Two Champions of Migrant Healthcare in Southwest Michigan: Models for Successful Intervention
Drs. Julia Randel and Jonathan Hagood
Recent studies report that 94,167 migrant seasonal farmworkers and their family members reside in Michigan, and many are Hispanic (Larson 2013, Millard 2002). Because social determinants of health persist from generation to generation, significant improvement to migrant healthcare is challenging and requires the work of champions who battle for the rights of the underprivileged. Dr. Vern Boersma, a pediatrician who began his work in the 1950s, and Carolee Besteman, R.N., who began her work in the 1990s, each championed the cause of migrant healthcare in southwest Michigan for decades. Models for successful intervention into community health issues are numerous, highlighting effective characteristics such as “embracing inter-sectoral actions and partnerships” and “understanding needs and solutions through community outreach” (Cohen, Huyen, et al. 2014; Rychetnik, Frommer, et al. 2002). The importance of collaboration and cultural sensitivity to population health intervention is well established at the organizational level, but illustrations of these traits at the personal level are lacking. Using archival records from the Joint Archives of Holland and personal interviews with Boersma and Besteman, I present their contributions as a model for successful intervention at the individual level.

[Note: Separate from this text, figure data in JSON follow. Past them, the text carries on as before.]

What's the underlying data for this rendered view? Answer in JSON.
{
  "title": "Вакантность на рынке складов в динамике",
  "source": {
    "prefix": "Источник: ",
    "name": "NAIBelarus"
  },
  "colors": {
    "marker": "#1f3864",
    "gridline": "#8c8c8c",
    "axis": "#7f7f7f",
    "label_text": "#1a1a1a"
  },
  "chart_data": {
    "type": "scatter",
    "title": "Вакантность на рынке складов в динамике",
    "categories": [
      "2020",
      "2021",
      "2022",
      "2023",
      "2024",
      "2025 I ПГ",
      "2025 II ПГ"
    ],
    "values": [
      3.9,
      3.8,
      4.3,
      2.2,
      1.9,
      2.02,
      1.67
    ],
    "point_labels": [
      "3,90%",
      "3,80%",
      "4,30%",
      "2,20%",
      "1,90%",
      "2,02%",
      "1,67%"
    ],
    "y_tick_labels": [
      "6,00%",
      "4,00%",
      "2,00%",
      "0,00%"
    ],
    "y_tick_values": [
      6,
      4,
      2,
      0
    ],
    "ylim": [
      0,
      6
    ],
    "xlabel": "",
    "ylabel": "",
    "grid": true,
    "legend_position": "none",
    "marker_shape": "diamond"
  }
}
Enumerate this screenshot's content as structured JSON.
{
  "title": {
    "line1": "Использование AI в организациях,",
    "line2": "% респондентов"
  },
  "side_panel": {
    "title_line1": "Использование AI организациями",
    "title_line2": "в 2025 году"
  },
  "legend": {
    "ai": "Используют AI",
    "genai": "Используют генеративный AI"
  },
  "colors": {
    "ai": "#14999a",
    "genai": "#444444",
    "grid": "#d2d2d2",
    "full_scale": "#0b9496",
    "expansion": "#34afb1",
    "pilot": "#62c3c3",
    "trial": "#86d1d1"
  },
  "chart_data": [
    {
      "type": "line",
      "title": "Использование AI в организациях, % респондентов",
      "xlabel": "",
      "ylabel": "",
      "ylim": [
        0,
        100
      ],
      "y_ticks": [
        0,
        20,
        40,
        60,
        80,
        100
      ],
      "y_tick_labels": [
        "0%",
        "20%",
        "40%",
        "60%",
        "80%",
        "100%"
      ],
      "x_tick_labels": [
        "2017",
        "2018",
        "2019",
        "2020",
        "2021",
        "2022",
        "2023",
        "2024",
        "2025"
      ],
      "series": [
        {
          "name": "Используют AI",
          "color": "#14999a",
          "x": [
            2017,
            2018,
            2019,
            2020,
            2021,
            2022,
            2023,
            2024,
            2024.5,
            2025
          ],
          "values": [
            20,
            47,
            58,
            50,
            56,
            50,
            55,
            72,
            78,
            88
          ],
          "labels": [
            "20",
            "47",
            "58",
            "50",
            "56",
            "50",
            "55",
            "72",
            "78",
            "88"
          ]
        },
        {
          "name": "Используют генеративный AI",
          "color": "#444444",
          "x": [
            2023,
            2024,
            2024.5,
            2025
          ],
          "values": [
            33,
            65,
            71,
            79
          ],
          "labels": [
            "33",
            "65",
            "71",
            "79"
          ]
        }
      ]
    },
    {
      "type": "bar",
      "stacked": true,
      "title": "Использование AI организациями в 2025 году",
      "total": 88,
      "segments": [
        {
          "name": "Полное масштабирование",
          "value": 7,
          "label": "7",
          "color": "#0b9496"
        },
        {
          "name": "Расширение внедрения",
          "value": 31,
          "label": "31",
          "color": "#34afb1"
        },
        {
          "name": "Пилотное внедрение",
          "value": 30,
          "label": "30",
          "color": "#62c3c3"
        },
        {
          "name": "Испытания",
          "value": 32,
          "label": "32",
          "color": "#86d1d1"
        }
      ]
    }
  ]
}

In my analysis, cultural sensitivity is assessed as defined by Resnicow, et al., in “Cultural Sensitivity in Public Health: Defined and Demystified,” while collaboration is defined as “people and organizations from multiple sectors working together in common purpose” (Roussos and Fawcett 2000). I propose that improvement of migrant healthcare requires champions who are culturally sensitive and work collaboratively to facilitate gains in wellness and institutional strength as demonstrated through the examples of Boersma and Besteman.